We find Conoco’s argument that industry practice allows proportionate allocation of post-production costs unpersuasive. Before one can be bound by industry custom “he must know of it or it must be so universal and well-established that he is presumed to have knowledge of its existence.” Pittman v. Larson Distrib. Co., 724 P.2d 1379, 1384-85 (Colo.App.1986). Further, the parties must have contracted with reference to the custom. Id. Custom and industry practice may be an appropriate consideration when Conoco deals with other oil exploration companies. Cf. Pletchas v. Von Poppenheim, 148 Colo. 127, 130, 365 P.2d 261, 263 (Colo.1961) (Parties engaged in same occupation are presumed to have knowledge of business usage). Often, however, executing an oil and gas lease, or assigning a federal lease won under the previously existing federal lottery system is the extent of a party’s contact with the oil industry. See Piney Woods County Life Sch. v. Shell Oil Co., 726 F.2d 225, 240 (5th Cir.1984) (“[Shell’s] allegation of ‘custom’ is self-serving. The payment of royalties is controlled by lessees, and lessors have no ready means of ascertaining current market value other than to take lessees’ word for it.”), aff'd in part on remand, 905 F.2d 840 (5th Cir.1990). Conoco cannot invoke industry custom to limit the rights of royalty and overriding royalty owners unsophisticated in the intricacies of mineral development.24 While we acknowledge that parties who reserve or create overriding royalty interests may be familiar with the oil and gas industry, no cogent argument exists to treat these nonworking interest owners differently from other royalty owners.25
We do not here impose an additional duty on the lessee or expand the duty previously recognized; the duty to market, always undertaken in good faith, may be limited when compliance would be uneconomical or unreasonable. Davis, 808 P.2d at 362; Davis v. Cramer, 837 P.2d 218, 222 (Colo.App.1992). The marketing obligation does not depend on whether production would be more economic if nonworking interest owners were obligated to share in these post-production costs.
C
Our answer is limited to those post-production costs required to transform raw gas into a marketable product.26 As we explained at the outset, many different types [661]*661of expenses may be involved in the conversion process. Upon obtaining a marketable product, any additional costs incurred to enhance the value of the marketable gas, such as those costs conceded by the Garmans, may be charged against nonworking interest owners.27 To the extent that certain processing costs enhance the value of an already marketable product the burden should be placed upon the lessee to show such costs are reasonable, and that actual royalty revenues increase in proportion with the costs assessed against the nonworking interest.28 We are not, however, called upon today to consider the reasonableness of Conoco’s expenses incurred to process, transport or compress already marketable gas.

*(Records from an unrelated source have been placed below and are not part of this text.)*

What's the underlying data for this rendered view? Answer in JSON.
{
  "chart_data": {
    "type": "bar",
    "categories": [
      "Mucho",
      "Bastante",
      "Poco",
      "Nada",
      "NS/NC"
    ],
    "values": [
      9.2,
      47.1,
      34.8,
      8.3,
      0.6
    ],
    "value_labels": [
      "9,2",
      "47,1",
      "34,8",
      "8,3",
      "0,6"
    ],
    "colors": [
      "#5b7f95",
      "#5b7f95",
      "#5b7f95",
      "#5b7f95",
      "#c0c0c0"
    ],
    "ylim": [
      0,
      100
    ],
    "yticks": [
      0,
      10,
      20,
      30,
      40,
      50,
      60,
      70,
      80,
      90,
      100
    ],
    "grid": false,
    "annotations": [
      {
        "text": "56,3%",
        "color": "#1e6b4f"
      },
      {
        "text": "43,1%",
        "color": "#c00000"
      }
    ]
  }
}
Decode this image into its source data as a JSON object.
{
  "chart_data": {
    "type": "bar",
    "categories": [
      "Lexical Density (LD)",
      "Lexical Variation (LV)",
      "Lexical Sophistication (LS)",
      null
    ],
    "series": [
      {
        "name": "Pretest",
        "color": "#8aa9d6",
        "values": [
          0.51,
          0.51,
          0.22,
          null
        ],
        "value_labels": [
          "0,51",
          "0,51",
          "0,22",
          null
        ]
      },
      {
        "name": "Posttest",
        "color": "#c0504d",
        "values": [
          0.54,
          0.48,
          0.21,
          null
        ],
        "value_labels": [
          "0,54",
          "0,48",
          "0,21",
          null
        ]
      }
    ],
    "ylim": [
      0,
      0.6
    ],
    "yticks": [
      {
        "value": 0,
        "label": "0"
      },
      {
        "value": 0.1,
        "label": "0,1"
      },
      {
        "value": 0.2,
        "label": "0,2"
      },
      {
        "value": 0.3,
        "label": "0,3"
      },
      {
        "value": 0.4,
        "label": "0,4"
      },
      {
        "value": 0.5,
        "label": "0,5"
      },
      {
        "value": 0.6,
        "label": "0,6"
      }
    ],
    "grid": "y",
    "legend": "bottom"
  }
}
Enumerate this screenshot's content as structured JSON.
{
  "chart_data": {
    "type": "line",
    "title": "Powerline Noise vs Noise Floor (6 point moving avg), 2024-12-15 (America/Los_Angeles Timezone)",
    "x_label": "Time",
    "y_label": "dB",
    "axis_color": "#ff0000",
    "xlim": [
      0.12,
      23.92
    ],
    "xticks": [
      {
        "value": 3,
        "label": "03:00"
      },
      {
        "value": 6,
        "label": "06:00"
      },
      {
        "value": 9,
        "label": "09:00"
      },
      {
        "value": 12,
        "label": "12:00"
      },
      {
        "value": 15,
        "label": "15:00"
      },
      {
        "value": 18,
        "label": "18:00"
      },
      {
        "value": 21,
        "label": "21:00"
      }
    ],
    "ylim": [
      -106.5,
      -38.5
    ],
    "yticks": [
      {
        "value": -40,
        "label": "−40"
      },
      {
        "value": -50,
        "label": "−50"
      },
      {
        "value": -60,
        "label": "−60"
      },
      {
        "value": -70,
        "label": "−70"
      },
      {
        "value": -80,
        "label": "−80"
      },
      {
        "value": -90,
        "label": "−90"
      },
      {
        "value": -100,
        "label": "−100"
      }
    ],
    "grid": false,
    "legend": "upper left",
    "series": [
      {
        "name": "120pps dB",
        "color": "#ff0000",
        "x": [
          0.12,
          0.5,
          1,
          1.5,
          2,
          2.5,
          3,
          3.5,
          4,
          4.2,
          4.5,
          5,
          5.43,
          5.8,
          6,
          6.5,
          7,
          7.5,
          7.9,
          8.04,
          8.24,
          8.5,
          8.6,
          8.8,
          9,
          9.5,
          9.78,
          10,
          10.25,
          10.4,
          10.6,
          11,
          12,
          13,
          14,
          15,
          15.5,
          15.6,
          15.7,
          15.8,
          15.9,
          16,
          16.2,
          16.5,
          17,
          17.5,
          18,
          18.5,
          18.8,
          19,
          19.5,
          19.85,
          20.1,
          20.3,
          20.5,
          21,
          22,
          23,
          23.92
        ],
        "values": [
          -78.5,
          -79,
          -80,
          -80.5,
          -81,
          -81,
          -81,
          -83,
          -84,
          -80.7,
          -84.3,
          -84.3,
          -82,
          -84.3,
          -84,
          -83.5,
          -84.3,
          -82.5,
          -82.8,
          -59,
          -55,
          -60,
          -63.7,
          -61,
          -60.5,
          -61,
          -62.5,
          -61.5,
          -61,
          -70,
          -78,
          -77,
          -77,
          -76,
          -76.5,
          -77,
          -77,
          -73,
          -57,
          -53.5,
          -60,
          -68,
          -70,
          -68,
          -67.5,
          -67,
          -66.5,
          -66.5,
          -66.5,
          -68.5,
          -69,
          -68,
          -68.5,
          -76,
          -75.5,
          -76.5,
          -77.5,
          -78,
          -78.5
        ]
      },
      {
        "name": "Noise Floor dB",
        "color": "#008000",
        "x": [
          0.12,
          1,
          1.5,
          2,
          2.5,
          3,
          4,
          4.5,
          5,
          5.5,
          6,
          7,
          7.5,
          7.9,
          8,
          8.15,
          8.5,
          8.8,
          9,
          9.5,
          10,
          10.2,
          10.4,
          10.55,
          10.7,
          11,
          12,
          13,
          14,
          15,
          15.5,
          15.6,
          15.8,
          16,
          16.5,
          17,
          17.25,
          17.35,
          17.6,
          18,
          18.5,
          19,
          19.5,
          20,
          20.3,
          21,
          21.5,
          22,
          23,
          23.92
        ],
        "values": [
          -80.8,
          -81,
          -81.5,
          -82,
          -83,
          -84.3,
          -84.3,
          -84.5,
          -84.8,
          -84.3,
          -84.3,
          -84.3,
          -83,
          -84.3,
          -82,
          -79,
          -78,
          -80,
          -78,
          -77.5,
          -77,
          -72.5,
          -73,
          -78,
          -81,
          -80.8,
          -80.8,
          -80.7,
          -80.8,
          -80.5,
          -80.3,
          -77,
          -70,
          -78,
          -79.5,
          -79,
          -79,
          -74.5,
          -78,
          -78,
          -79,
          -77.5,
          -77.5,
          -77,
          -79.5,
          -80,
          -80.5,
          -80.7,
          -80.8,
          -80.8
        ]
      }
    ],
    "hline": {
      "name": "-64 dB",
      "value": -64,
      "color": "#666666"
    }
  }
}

For the above reasons our answer to the certified question is that, absent an assignment provision to the contrary, overriding royalty interest owners are not obligated to bear any share of post-production expenses, such as compressing, transporting and processing, undertaken to transform raw gas produced at the surface into a marketable product.
ERICKSON, J., specially concurs.
VOLLACK, J., joins in the special concurrence.